I.
Have you ever been into wrestling? Maybe as a kid, maybe as a teenager, maybe now trying to relive those days? Do you know the names Stone Cold, The Rock, John Cena, and Hulk Hogan? Have you felt the energy of a crowd as your favorite guy tried to take down some mother fucker you absolutely hated. Have you just sat there with your mouth open, watching and saying, “wow?”
I was a little Hulkamaniac.
One of my parents' first stories of me was running from radiator to radiator, like bouncing off the ropes, charging at my invisible enemy, and laying them out with a clothesline.
I can’t tell you exactly why I fell in love with wrestling. I just did. Like most people my age, after losing touch in the early 90s, my attention was snapped back into place because of Stone Cold Steve Austin and the Attitude Era. The first PPV I ever watched was the ’98 SURVIVOR SERIES, when The Rock ascended and became the Great One. I watched every goddamn Monday, Friday, then Tuesday, and then back to Fridays, and every PPV (thanks to my family's cable scrambler).
My guys were Austin, HHH, Jericho, Rock, and Foley, the same as everyone else.
Me and my friend Kenny couldn’t get enough. We were obsessed. We’d pull PVC piping out in his backyard to create our own squared circle and put on shows for nobody. We got our parents to drive us 45 minutes away to get Mick Foley to sign our copies of his book. HAVE A NICE DAY. When BEYOND THE MAT came out, me and Kenny rushed to the theater.
BEYOND THE MAT was the first time I got a glimpse of the backstage. I got to see what it was like “for real” as these men and women wandered around, waiting for their turn in the big show to happen. These little peeks backstage made you lean in and try to get a closer look. I remember Jim Cornette and Vince McMahon watching a tryout match from a TV in the back, seeing Goldust without the face paint, Vince McMahon sipping from a water bottle, and declaring, “We make movies.”
One night, flipping through the channels, I stumbled on the Bret Hart documentary WRESTLING WITH SHADOWS on A&E. I never watched Bret Hart in his prime. As I said, I was a Hulkamaniac in the late 80s and early 90s, then dropped off until Stone Cold came crashing through the glass to stare down The Rock. By the time I returned to wrestling, Montreal was miles behind it. Bret was floundering in WCW, and god help me if I turned on TNT. But my wrestling-obsessed mind needed to watch this Bret Hart documentary before bed.

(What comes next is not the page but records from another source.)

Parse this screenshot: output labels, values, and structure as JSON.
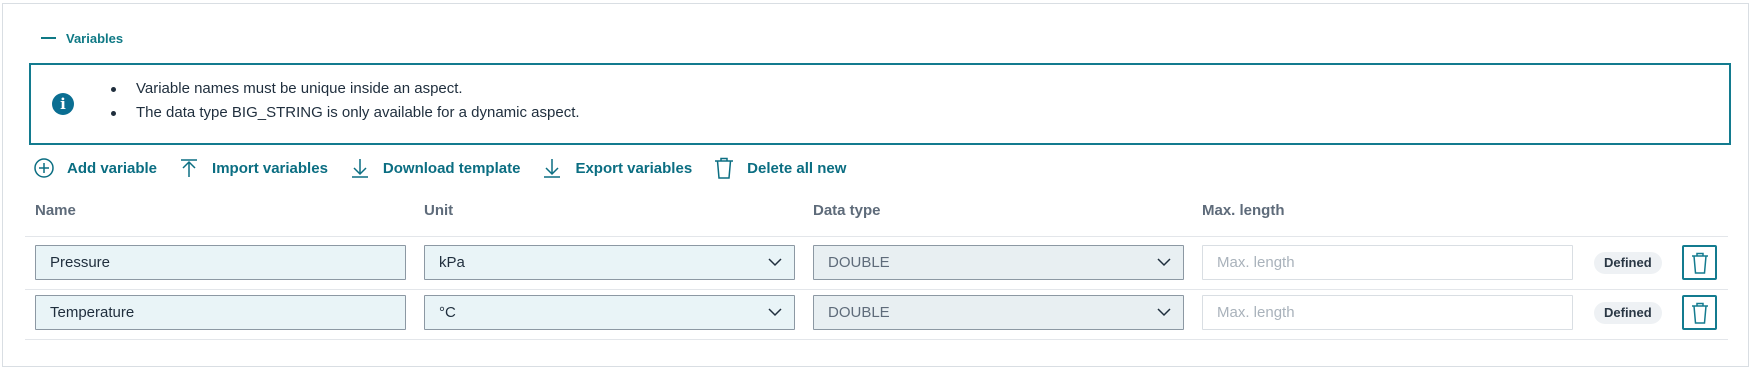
{
  "section": {
    "label": "Variables"
  },
  "info": {
    "lines": [
      "Variable names must be unique inside an aspect.",
      "The data type BIG_STRING is only available for a dynamic aspect."
    ]
  },
  "toolbar": {
    "add_variable": "Add variable",
    "import_variables": "Import variables",
    "download_template": "Download template",
    "export_variables": "Export variables",
    "delete_all_new": "Delete all new"
  },
  "columns": {
    "name": "Name",
    "unit": "Unit",
    "data_type": "Data type",
    "max_length": "Max. length"
  },
  "rows": [
    {
      "name": "Pressure",
      "unit": "kPa",
      "data_type": "DOUBLE",
      "max_length": "",
      "max_length_placeholder": "Max. length",
      "status": "Defined"
    },
    {
      "name": "Temperature",
      "unit": "°C",
      "data_type": "DOUBLE",
      "max_length": "",
      "max_length_placeholder": "Max. length",
      "status": "Defined"
    }
  ],
  "colors": {
    "accent": "#0f7985",
    "info_border": "#137b8f",
    "input_bg": "#e9f4f7"
  },
  "icons": {
    "section": "collapse-dash-icon",
    "info": "info-icon",
    "add": "plus-circle-icon",
    "import": "upload-arrow-icon",
    "download": "download-arrow-icon",
    "export": "download-arrow-icon",
    "delete": "trash-icon",
    "select": "chevron-down-icon"
  }
}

Unlike BEYOND THE MAT, which bounced around to tell different stories up and down the ladder of wrestlers, this was focused on a top guy at the top of the business. We hang out with Bret backstage as he plans matches, cuts promos, and travels the road, going from show to show. It was a crucial time in his career as he’d been offered a ten-year contract only to have Vince McMahon take it away, citing “money issues.” Now Bret is signing with the competition, WCW. You experience the real-life high stakes as Bret’s crumbling relationships converge into a monumental explosion in Montreal.
And I watched with rapt focus. That documentary would form the basis of a story that would brew in my mind for two decades after seeing it, and I’ve no doubt seen the documentary a good ten times.
I lost touch with wrestling. Then I went to Wrestlemania. I became an AEW fan, and now my nights are Wednesdays. I even turn on TNT. I listen to all the Conrad Thompson (no relation) podcasts, starting with Something to Wrestle, which eventually led me to be an Ad-Free Shows member.
During one episode of What Happened When, Tony Schiavone talked about the lack of proper representation of wrestling in media. I got it. The only time you saw the sport be depicted was in some backwoods, southern, wrasslin’ cartoon. You never saw real people. I thought about BEYOND THE MAT and WRESTLING WITH SHADOWS. As wrestling fans, we all know that backstage drama is sometimes more engaging than what we see on TV. Hell, Dave Meltzer built his legacy in the business off it.
There was an idea that felt like it weighed enough to keep and not throw back.
I put the story together as a 10-episode, half-hour glimpse of life on the road. There’d be a rotating roster, just like in wrestling, focusing on different storylines as a year in the life of the business unfolds. I set it in that late-90s period when wrestling was its hottest. I bring it to the edge of the wild times before everything went corporate.
In Jim Ross’s book UNDER THE BLACK HAT, he has a paragraph that nailed everything I wanted this story to be (and gave me my title):
“Any curtain in the entertainment business is, by definition, a portal between two worlds. When you’re on the public side of it, nothing exists except the story you’re telling your audience. On the other side is real life. In my business, that other side is where larger-than-life...become everyday people with everyday problems. They hobble in pain, dance with joy, break down in tears, or celebrate--depending on how their night went.”
But how the hell do I make this happen? I know that I need to show this concept in action for anyone to understand it. How can you see the vision unless your eyes are open to it? My idea was to write a short film that could act as proof of concept for the show. So, I did. I’m keeping it simple and stage the whole short in one of the show's primary locations, the locker room, to tell the story of two wrestlers in transition. One is about to retire, and the other is beating him in his last match.
Part one of this long journey begins here. I’ve told you what I’m trying to do. I’ll chronicle the story of putting this short together, from pre-production, finding the money, shooting, and then finishing it. Along the way, I’ll try and write about the process, the ideas, and the inspirations behind it. Let’s see if I can put each piece together and make it happen.
We’re going to do this one hold at a time.